Isoperimetric estimates for the first Neumann eigenvalue of Hermite differential equations

TL;DR

This paper establishes isoperimetric inequalities for the first Neumann eigenvalue in Gaussian space, demonstrating that symmetric Euclidean balls maximize this eigenvalue among sets with fixed Gaussian measure.

Contribution

It proves that among symmetric sets with fixed Gaussian measure, the Euclidean ball maximizes the first Neumann eigenvalue in Gauss space, extending classical isoperimetric results.

Findings

Euclidean balls maximize the first Neumann eigenvalue in Gaussian space.

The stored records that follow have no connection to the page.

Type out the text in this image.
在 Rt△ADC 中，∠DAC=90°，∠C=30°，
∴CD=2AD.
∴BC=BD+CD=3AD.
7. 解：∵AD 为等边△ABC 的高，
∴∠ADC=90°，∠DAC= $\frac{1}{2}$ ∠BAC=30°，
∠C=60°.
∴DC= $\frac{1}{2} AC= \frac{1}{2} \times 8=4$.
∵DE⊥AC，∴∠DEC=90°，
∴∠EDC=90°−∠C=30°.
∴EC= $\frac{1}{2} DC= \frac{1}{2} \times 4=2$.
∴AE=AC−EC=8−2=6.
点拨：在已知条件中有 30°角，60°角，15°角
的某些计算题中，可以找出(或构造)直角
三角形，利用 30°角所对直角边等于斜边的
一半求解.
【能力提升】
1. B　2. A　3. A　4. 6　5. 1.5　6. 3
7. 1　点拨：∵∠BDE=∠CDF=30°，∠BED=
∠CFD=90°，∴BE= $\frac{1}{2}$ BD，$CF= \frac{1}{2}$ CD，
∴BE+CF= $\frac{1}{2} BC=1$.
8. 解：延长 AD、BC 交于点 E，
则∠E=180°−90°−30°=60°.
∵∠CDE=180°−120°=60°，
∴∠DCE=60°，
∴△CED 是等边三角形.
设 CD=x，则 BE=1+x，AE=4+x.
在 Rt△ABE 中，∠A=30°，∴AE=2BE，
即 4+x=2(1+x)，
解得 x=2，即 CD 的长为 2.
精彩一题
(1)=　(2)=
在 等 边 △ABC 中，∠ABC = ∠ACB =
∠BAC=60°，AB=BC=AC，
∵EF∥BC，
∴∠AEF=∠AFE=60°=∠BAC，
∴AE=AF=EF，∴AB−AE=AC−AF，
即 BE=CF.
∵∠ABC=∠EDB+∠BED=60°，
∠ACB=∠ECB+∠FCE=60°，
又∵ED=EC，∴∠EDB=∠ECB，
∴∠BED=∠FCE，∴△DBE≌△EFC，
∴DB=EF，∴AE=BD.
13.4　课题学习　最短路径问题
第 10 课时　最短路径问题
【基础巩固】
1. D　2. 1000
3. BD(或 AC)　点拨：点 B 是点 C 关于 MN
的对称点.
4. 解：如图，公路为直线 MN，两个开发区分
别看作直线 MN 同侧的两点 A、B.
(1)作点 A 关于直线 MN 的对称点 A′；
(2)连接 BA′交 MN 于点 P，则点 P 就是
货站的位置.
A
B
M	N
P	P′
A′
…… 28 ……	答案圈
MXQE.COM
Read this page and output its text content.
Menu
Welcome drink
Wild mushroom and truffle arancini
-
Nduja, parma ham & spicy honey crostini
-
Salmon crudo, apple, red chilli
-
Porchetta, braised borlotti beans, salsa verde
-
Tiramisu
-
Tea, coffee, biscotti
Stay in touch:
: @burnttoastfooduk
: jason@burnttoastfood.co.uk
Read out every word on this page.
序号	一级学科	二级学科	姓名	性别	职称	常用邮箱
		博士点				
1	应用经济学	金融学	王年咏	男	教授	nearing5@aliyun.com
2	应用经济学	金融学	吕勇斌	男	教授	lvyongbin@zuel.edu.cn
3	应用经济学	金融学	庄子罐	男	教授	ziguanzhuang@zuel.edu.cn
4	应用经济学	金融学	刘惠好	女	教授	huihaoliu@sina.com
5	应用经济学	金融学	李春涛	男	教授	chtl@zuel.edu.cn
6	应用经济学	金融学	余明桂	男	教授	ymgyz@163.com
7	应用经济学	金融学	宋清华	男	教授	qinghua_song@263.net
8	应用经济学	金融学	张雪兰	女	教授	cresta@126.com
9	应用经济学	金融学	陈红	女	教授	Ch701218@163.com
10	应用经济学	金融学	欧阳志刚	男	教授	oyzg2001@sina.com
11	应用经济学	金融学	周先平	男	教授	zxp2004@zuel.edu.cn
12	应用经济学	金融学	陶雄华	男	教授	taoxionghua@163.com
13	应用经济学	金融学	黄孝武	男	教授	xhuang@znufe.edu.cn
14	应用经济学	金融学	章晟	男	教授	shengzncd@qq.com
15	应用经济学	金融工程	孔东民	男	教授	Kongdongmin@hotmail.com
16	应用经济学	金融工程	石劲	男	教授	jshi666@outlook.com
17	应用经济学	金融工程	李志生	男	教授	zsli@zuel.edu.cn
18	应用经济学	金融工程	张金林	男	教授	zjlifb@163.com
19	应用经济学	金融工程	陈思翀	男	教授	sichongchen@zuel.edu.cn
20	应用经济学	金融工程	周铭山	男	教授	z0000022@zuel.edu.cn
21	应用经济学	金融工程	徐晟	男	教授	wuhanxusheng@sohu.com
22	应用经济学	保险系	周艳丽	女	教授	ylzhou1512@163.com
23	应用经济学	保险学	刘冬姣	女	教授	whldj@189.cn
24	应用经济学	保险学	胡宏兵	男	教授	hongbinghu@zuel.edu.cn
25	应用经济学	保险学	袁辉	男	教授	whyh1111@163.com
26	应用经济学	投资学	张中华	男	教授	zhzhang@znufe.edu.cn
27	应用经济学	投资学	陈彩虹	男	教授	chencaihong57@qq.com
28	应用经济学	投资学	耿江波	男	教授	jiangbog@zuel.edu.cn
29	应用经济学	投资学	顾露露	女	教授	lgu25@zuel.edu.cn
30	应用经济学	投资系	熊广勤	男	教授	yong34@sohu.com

The result applies to possibly unbounded symmetric domains.

Provides isoperimetric inequalities for eigenvalues in Gauss space.

Abstract

We provide isoperimetric Szeg\"{o}-Weinberger type inequalities for the first nontrivial Neumann eigenvalue $\mu_{1}(\Omega)$ in Gauss space, where $\Omega$ is a possibly unbounded domain of $\mathbb{R}^{N}$. Our main result consists in showing that among all sets of $\mathbb{R}^{N}$ symmetric about the origin, having prescribed Gaussian measure, $\mu_{1}(\Omega)$ is maximum if and only if $\Omega$ is the euclidean ball centered at the origin.